Purpose: Exosomal proteases are important in regulation of molecular signaling from growth factor receptors and adhesion molecules and also the regulation of cell motility and protein folding. The aim of this study was to evaluate the level of ADAM10, ADAM17 and 20S proteasomes in exosomes isolated from colorectal cancer patients (CRCPs) in relation with clinical and histopathological parameters.

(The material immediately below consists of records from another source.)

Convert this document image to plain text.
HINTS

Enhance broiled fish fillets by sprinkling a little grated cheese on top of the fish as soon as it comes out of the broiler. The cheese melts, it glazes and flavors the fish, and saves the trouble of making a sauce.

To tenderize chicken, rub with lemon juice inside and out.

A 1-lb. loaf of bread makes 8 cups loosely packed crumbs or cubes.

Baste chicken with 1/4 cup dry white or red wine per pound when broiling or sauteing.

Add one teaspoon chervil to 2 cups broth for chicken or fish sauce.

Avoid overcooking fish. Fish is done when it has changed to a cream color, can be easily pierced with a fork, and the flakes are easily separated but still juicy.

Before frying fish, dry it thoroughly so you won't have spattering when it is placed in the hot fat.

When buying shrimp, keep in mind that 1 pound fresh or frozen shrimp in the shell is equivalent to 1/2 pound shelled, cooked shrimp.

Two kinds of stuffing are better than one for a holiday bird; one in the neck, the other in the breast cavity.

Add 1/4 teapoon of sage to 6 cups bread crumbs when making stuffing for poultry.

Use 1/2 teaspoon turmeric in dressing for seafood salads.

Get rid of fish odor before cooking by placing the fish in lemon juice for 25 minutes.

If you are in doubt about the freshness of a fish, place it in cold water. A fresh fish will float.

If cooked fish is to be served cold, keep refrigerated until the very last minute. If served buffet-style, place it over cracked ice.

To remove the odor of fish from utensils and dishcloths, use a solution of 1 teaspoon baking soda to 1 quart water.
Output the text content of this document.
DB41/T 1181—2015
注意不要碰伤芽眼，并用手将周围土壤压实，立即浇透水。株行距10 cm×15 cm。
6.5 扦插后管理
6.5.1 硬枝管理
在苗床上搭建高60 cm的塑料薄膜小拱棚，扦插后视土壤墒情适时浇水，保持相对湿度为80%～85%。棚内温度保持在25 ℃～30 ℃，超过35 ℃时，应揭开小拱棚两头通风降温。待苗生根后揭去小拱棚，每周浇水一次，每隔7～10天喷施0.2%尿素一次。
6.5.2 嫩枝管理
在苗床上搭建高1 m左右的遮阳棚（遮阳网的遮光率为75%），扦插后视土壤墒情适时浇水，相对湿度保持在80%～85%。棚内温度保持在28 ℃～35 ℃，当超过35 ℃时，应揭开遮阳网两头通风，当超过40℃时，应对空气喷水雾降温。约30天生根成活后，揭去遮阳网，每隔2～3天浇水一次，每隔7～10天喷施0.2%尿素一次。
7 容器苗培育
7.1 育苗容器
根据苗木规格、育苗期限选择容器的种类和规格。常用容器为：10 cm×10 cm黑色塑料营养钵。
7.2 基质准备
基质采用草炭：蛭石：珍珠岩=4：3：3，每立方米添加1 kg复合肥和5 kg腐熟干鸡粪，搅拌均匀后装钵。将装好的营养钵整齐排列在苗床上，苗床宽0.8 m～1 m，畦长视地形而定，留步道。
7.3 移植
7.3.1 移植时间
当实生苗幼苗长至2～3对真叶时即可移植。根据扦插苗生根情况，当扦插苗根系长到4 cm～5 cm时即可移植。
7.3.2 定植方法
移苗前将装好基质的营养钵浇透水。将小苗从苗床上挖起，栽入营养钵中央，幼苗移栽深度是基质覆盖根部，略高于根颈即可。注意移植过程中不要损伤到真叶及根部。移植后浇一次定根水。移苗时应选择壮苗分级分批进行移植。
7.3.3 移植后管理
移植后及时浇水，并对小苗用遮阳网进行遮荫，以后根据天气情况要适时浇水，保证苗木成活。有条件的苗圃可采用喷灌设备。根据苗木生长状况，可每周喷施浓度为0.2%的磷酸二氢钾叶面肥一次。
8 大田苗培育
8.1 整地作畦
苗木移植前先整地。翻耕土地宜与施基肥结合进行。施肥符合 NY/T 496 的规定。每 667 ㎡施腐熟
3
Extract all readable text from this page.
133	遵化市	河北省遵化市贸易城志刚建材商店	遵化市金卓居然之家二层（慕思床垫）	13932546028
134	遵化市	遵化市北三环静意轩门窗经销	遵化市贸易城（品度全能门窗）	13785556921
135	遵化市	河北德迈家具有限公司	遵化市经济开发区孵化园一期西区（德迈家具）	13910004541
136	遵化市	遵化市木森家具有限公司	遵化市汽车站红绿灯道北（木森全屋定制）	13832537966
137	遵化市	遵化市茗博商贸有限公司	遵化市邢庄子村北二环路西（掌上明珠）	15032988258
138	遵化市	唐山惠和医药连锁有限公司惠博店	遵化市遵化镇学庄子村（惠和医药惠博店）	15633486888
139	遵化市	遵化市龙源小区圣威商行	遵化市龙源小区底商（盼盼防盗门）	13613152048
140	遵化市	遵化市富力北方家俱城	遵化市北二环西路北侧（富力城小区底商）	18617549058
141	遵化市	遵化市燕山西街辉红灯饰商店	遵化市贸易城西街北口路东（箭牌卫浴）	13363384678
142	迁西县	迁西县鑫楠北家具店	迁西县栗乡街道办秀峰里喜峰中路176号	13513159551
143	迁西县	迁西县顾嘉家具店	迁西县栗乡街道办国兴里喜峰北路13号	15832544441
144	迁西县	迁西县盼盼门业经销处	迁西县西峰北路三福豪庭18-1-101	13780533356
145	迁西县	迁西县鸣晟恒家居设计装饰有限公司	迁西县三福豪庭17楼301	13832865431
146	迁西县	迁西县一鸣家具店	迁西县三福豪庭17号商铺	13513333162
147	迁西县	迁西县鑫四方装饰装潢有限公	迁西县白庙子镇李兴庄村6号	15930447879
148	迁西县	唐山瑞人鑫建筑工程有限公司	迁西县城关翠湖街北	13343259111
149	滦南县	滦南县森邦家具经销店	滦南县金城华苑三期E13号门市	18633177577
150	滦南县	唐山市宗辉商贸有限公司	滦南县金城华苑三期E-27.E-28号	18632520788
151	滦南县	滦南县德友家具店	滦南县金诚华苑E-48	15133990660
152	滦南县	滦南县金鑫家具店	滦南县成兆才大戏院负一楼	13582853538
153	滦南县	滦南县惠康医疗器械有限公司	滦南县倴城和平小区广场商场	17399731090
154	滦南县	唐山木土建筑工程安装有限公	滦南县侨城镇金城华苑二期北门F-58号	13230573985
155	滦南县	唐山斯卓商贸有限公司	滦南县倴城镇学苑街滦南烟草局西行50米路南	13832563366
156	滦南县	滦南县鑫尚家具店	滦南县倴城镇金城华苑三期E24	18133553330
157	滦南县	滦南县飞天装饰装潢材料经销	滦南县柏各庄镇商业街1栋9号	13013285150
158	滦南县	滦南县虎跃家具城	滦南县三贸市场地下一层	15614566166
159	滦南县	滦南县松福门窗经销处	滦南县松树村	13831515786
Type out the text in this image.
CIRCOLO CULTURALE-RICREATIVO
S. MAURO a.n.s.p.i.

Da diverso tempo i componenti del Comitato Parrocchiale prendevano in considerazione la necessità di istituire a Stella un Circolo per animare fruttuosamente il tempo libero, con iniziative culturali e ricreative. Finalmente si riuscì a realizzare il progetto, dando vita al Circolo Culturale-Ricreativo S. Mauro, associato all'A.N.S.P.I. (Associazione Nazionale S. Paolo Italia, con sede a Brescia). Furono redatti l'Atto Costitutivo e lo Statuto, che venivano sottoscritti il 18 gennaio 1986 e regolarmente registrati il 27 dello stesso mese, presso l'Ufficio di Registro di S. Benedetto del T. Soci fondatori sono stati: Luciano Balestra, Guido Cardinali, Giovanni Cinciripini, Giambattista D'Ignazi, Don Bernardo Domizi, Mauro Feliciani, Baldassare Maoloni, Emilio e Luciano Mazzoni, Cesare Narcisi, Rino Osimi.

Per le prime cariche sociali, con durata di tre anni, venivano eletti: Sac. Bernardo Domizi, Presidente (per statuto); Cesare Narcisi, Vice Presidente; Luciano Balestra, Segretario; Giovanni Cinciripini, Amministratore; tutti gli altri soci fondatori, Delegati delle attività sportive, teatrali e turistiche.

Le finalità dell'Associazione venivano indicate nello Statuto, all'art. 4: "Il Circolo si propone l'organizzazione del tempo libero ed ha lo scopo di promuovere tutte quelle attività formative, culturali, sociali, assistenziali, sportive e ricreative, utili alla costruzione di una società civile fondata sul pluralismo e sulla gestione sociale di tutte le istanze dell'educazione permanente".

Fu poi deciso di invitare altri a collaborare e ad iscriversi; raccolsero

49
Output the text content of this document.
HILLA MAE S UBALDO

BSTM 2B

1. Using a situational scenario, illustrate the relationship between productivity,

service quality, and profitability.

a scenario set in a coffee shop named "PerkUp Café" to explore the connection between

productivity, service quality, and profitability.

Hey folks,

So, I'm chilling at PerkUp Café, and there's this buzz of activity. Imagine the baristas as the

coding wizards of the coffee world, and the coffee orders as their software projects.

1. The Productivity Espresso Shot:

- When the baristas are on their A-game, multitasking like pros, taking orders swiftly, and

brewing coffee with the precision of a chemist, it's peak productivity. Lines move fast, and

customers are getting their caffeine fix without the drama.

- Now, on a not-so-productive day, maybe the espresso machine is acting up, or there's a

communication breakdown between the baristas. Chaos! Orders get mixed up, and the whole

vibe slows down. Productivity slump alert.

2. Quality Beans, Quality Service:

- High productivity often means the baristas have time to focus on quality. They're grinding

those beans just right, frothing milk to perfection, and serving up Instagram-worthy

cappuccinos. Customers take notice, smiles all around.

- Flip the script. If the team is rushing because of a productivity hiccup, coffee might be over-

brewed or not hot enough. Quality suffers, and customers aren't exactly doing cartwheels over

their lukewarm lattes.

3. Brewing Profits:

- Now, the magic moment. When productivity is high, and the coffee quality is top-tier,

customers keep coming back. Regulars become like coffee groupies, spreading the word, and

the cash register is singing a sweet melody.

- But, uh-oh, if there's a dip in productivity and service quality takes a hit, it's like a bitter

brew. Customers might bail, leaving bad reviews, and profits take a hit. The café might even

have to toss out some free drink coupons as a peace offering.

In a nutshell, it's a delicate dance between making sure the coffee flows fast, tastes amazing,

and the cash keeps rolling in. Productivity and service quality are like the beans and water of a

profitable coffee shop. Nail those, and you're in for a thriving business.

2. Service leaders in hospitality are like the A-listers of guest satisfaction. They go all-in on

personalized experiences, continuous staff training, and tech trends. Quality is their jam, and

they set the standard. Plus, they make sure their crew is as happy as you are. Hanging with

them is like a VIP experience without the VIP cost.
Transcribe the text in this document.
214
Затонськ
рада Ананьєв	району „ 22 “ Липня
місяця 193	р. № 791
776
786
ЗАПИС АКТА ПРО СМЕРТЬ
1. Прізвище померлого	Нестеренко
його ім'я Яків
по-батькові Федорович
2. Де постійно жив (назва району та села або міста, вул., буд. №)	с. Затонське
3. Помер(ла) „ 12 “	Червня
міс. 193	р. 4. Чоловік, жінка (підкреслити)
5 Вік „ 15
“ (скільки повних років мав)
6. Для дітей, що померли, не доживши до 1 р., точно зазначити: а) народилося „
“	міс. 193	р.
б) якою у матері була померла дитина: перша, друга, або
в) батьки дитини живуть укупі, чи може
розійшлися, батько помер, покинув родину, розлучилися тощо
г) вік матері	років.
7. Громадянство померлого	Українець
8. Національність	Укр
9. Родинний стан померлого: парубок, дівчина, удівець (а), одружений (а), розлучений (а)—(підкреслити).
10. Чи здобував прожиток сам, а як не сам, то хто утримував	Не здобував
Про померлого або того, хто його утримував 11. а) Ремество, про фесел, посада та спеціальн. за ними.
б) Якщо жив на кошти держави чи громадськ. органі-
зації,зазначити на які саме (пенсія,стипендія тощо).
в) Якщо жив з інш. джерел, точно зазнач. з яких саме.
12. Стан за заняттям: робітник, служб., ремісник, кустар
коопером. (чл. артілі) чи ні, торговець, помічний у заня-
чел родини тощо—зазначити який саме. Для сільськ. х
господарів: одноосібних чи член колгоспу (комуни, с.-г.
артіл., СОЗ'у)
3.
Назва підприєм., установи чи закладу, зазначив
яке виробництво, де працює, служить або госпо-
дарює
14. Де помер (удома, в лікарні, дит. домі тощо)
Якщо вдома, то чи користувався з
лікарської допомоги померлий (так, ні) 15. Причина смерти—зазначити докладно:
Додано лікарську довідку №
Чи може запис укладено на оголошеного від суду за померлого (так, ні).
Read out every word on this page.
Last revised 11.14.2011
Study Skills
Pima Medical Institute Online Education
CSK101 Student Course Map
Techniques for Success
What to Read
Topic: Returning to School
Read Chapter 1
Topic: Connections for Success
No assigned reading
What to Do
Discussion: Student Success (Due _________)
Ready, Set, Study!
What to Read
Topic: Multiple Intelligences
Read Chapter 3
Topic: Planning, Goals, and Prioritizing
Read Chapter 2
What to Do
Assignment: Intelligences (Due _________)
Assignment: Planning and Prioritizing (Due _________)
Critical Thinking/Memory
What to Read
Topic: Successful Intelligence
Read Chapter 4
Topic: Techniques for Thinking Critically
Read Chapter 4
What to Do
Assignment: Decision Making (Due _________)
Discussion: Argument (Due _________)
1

Methods: Blood plasma exosomes of 60 CRCPs at stage T2-4N0-2M0-1 and 10 control subjects (CSs) with colorectal polyps were isolated using ultrafiltration in combination with ultracentrifugation. The level of tetraspanin-associated (ADAM20 and ADAM17) and tetraspanin-non-associated (20S proteasome) proteases were evaluated by flow cytometry and western blot analysis. Results: The ADAM10-/ ADAM17- population predominated in plasma exosomes of CRCPs and the level of ADAM10+ exosomes was significantly higher in exosomes of CSs compared with CRCPs. No difference was found between subpopulations of ADAM10/ADAM17 exosomes and level of exosomal 20S proteasomes in terms of sex, age and tumor grade. Simultaneous decrease of ADAM10+/ADAM17-subpopulation of exosomes and level of exosomal 20S proteasomes in patients with metastatic CRC was observed compared with patients with non-metastatic CRC. The level of ADAM17+ exosomes significantly reduced in exosomes of CRCPs with metabolic syndrome compared to CRCPs without metabolic syndrome( 3.97±0.71 (%) vs. 13.04±1.34 (%), respectively (p < 0.05). A decrease in the 20S proteasomes level in plasma exosomes was revealed in CRCPs with metabolic syndrome compared with CRCPs without metabolic disorders ( 1.90±0.25 (r.u.) vs. 2.92±0.42 (r.u.) respectively( (p < 0.05). Conclusion: According to findings of this study, it seems that exosomal proteases can be promising molecular predictors of hematogenous metastasis in patients with non-metastatic CRC. Further studies on subpopulation composition of exosomes CRCPs are need for elucidating the role of tetraspanin-associated and tetraspanin-non-associated exosomal proteases in CRC development and progression.